Il cardinale Renato Raffaele Martino, presidente del Pontificio Consiglio Giustizia e Pace, è stato recentemente in Uganda dove ha visitato i campi degli sfollati e le case di accoglienza per gli ex bambini soldato. Ecco quello che ha visto:

 

“Ho visto ragazzi senza naso, senza braccia, senza dita, senza orecchie ... Perché? Perché hanno subìto questo dall’“Esercito di resistenza del signore”.

 

Anche il leader della Cisl Savino Pezzotta chiama i Governi alla solidarietà e alla difesa della democrazia, la cui mancanza in Uganda è concausa degli orrori che lì si verificano:

 

“La democrazia è legata allo sviluppo, è legata alla crescita, e allora si può far molto, soprattutto negli ambiti internazionali. In una realtà come l’Uganda, che non vi sia un intervento delle Nazioni Unite, è alquanto sconcertante. Il nostro Paese dovrà richiederlo!”.

 

Tuttavia, tra mille difficoltà il popolo dell’Uganda non viene lasciato solo. I volontari delle organizzazioni non governative restano al loro posto per ridare la speranza a questo Paese. Sergio Marelli,dell’associazione delle ONG italiane:

 

“La speranza c’è. L’Uganda come altri Paesi, è abitato da popolazioni che hanno chiaramente dimostrato che quando appena si dà loro qualche risorsa, qualche opportunità sanno sfruttarla e sanno sfruttarla al meglio”.

 

Ma come è possibile che in tanti anni la guerriglia dell’Esercito di resistenza del signore – composto da non più di 3mila unità – non sia mai stato sconfitto? Giulio Albanese, direttore dell’agenzia giornalistica missionaria MISNA, parla di una mancanza di volontà da parte del governo di Museveni, che la comunità internazionale dovrebbe invece costringere a difendere i civili indifesi di cui egli è il presidente.
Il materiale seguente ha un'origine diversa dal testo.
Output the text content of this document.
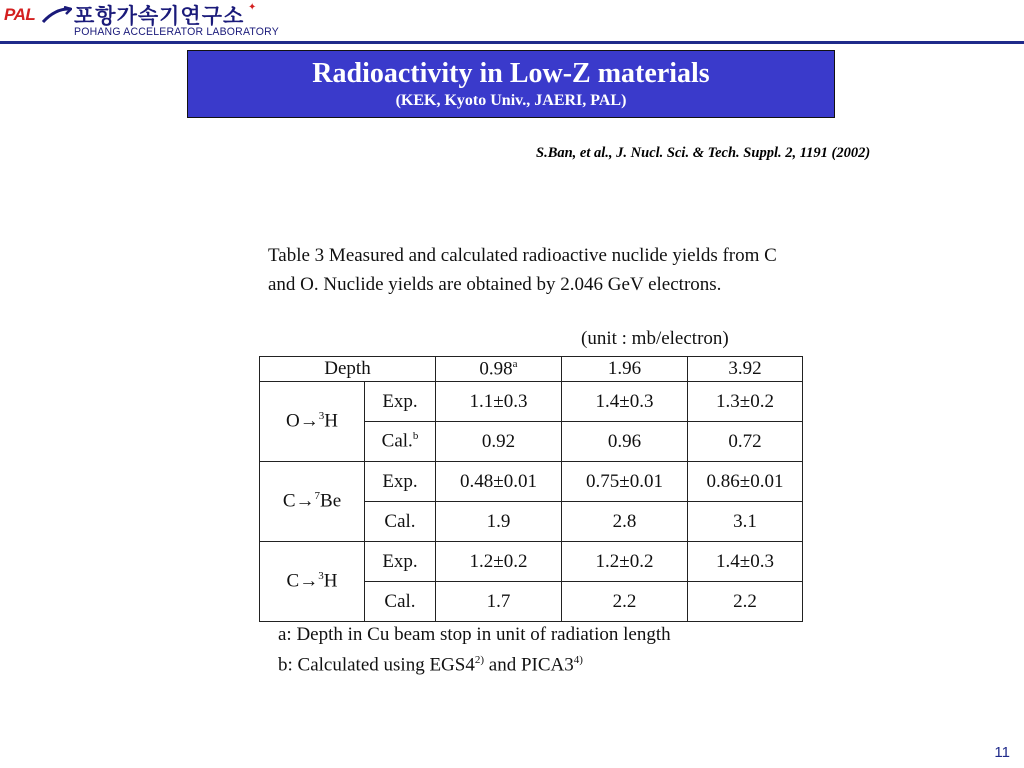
PAL 포항가속기연구소 ✦
POHANG ACCELERATOR LABORATORY
Radioactivity in Low-Z materials
(KEK, Kyoto Univ., JAERI, PAL)
S.Ban, et al., J. Nucl. Sci. & Tech. Suppl. 2, 1191 (2002)
Table 3 Measured and calculated radioactive nuclide yields from C and O. Nuclide yields are obtained by 2.046 GeV electrons.
(unit : mb/electron)
Depth		0.98$^a$	1.96	3.92
O→$^3$H	Exp.	1.1±0.3	1.4±0.3	1.3±0.2
	Cal.$^b$	0.92	0.96	0.72
C→$^7$Be	Exp.	0.48±0.01	0.75±0.01	0.86±0.01
	Cal.	1.9	2.8	3.1
C→$^3$H	Exp.	1.2±0.2	1.2±0.2	1.4±0.3
	Cal.	1.7	2.2	2.2
a: Depth in Cu beam stop in unit of radiation length
b: Calculated using EGS4$^{2)}$ and PICA3$^{4)}$
11
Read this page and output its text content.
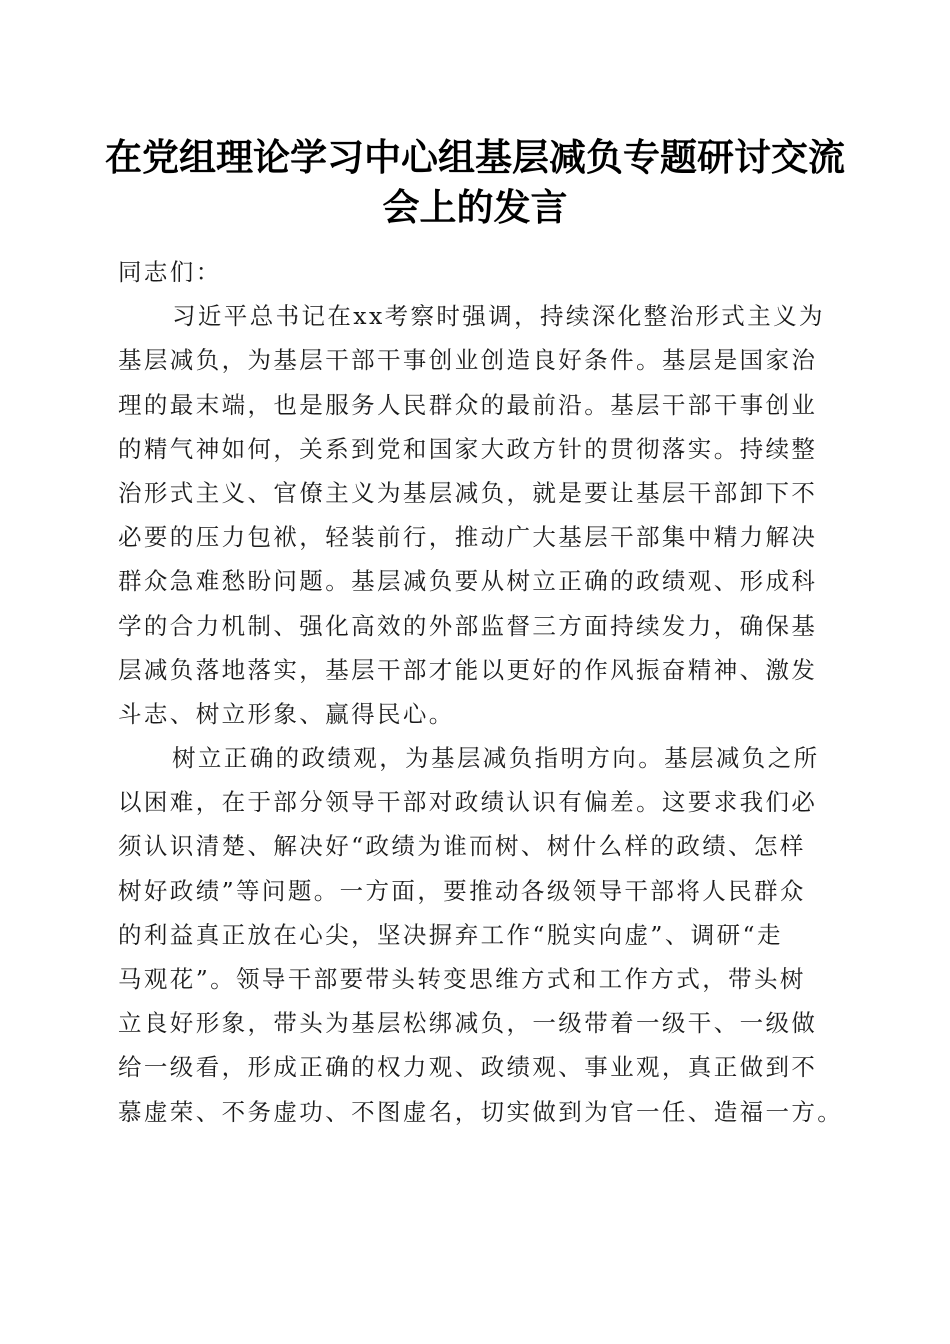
在党组理论学习中心组基层减负专题研讨交流
会上的发言
同志们：
习近平总书记在xx考察时强调，持续深化整治形式主义为
基层减负，为基层干部干事创业创造良好条件。基层是国家治
理的最末端，也是服务人民群众的最前沿。基层干部干事创业
的精气神如何，关系到党和国家大政方针的贯彻落实。持续整
治形式主义、官僚主义为基层减负，就是要让基层干部卸下不
必要的压力包袱，轻装前行，推动广大基层干部集中精力解决
群众急难愁盼问题。基层减负要从树立正确的政绩观、形成科
学的合力机制、强化高效的外部监督三方面持续发力，确保基
层减负落地落实，基层干部才能以更好的作风振奋精神、激发
斗志、树立形象、赢得民心。
树立正确的政绩观，为基层减负指明方向。基层减负之所
以困难，在于部分领导干部对政绩认识有偏差。这要求我们必
须认识清楚、解决好“政绩为谁而树、树什么样的政绩、怎样
树好政绩”等问题。一方面，要推动各级领导干部将人民群众
的利益真正放在心尖，坚决摒弃工作“脱实向虚”、调研“走
马观花”。领导干部要带头转变思维方式和工作方式，带头树
立良好形象，带头为基层松绑减负，一级带着一级干、一级做
给一级看，形成正确的权力观、政绩观、事业观，真正做到不
慕虚荣、不务虚功、不图虚名，切实做到为官一任、造福一方。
Ma le responsabilità nelle stragi degli innocenti ugandesi sono ben più vaste: il Sudan, ad esempio, appoggia il leader dei ribelli Kony, per destabilizzare la regione. Ascoltiamo padre Tarcisio Apostoli, per oltre 50 anni missionario in Uganda:

 

“Il governo del Sudan sa benissimo dov’è Kony, questo criminale, che ha una casa a Khartoum, quindi se si volesse, si potrebbe benissimo metterlo a tacere, metterlo in prigione”.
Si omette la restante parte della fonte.